Makam Si Gandek dan Tradisi Nyadran
Makam Si Gandek adalah makam umum yang terletak di Dusun Getas, Nongkosawit, Gunung Pati Semarang. Awal mula penamaan Si Gandek berasal dari seorang tokoh bersejarah yang bernama Niti Sudarmo. Niti Sudarmo kala itu sedang berkelana dan sampailah di Dusun Getas, dalam perjalananya ia membawa sebuah tongkat yang terbuat dari kayu gandek. Gandek sendiri merupakan jenis tumbuhan. Lalu suatu ketika Niti Sudarmo meninggal dunia di Dusun Getas, setelah dimakamkan oleh masyarakat tongkat yang dibawa Niti Sudarmo di tancapkan di pusaranya.
Saat itu lah keajaiban itu datang, tongkat kayu gandek yang dahulu kala di pakai Niti Sudarmo yang kemudian ditancapkan di tanah pusaranya tiba-tiba tumbuh menjadi Pohon Gandek. Tentunya kenyataan tersebut menggegerkan warga masyarakat Getas. Kemudian pernah di suatu kondisi di Dukuh Getas mengalami musibah ‘Pagedebuk Mayang Koro’ yang berarti masa-masa paceklik dan banyak wabah penyakit. Dengan inisiatif warga masyarakat, mereka mengiris kulit Pohon Gandek lalu mereka rebus dengan air. Siapa sangka warga masyarakat yang menderita berbagai penyakit tersebut dapat sembuh karena mengosumsi air rebusan Pohon Gandek. Lalu warga masyarakat semakin kalap mengosumsinya, banyak warga yang datang ke makam guna mengambil kulit Pohon Gandek. Kemudian lama kelamaan Pohon Gandek tersebut mati.
Seiring berjalanya waktu, makam umum tanpa nama tersebut kemudian dikenal sebagai Makam Si Gandek. Setahun sekali di bulan Ruwah hari Minggu Kliwon, masyarakat Getas menggelar tradisi Nyadran Kubur. Sebelumnya Nyadran kubur diperingati tiap hari Kamis Wage, tetapi atas pertimbangan ketua RW Dusun Getas, hari diganti dengan Minggu Kliwon supaya semua element masyarakat dapat turut dalam tradisi tersebut. Pengajian selapanan di Getas juga mengambil hari tersebut untuk acara rutin mereka.
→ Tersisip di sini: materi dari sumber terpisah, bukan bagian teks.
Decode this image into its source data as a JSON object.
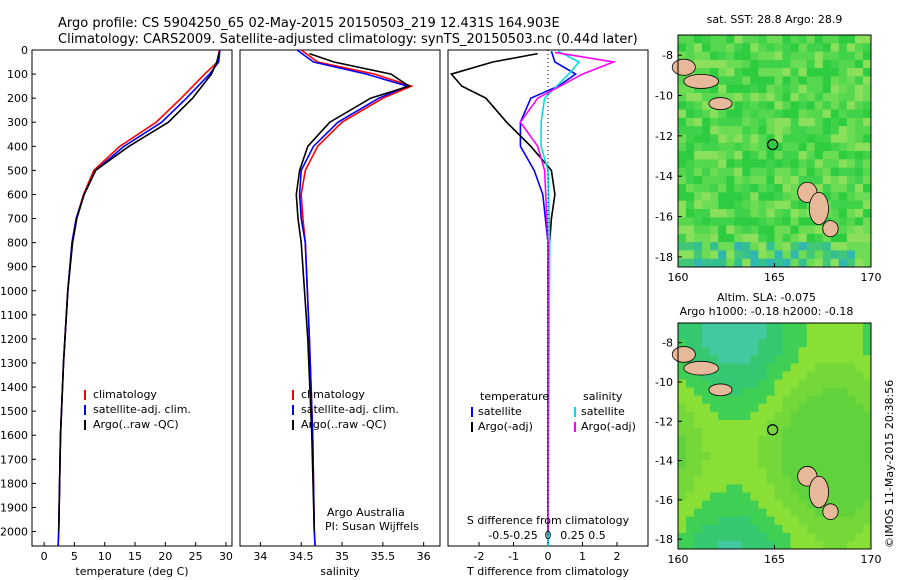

Biasanya di makam masyarakat berkumpul di pelataran makam Niti Sudarmo guna membacakan yasin tahlil bagi sanak saudara mereka. Kemudian setelah doa-doa yang dipanjatkan selesai. Masyarakat berkumpul di masjid untuk memakan nasi ambengan. Jika dahulu nasi ambengan dibuat menyerupai nasi tumpeng berkat saat ini nasi dikemas dalam box kardus.
Selain nyadran kubur, sebelumnya masyarakat Getas juga memperingati Nyadran Kali. Nyadran Kali dilakukan di Sendang Gede. Dalam prosesinya masyarakat terlebih dahulu berbondong-bondong datang ke Sendang Gede. Kemudian mereka berdoa bersama sebagai bentuk syukur mereka untuk segala berkah air yang diberikan Tuhan. Setelah itu mereka memakan nasi ambengan bersama-sama. Usai makan bersama, mereka bergotong-royong membersihkan sedimen yang ada di sendang, membangun pagar, membuat lincak (tempat duduk) dan memperbaiki fasilitas sendang yang rusak. Tetapi tradisi tersebut kini tidak diperingati lagi oleh masyarakat Getas karena mereka kini dimudahkan dengan adanya sumur artesis. Air Sedang kini tak digunakan lagi, masyarakat enggan membersihkan sendang, dan tradisi nyadran kali pun hilang.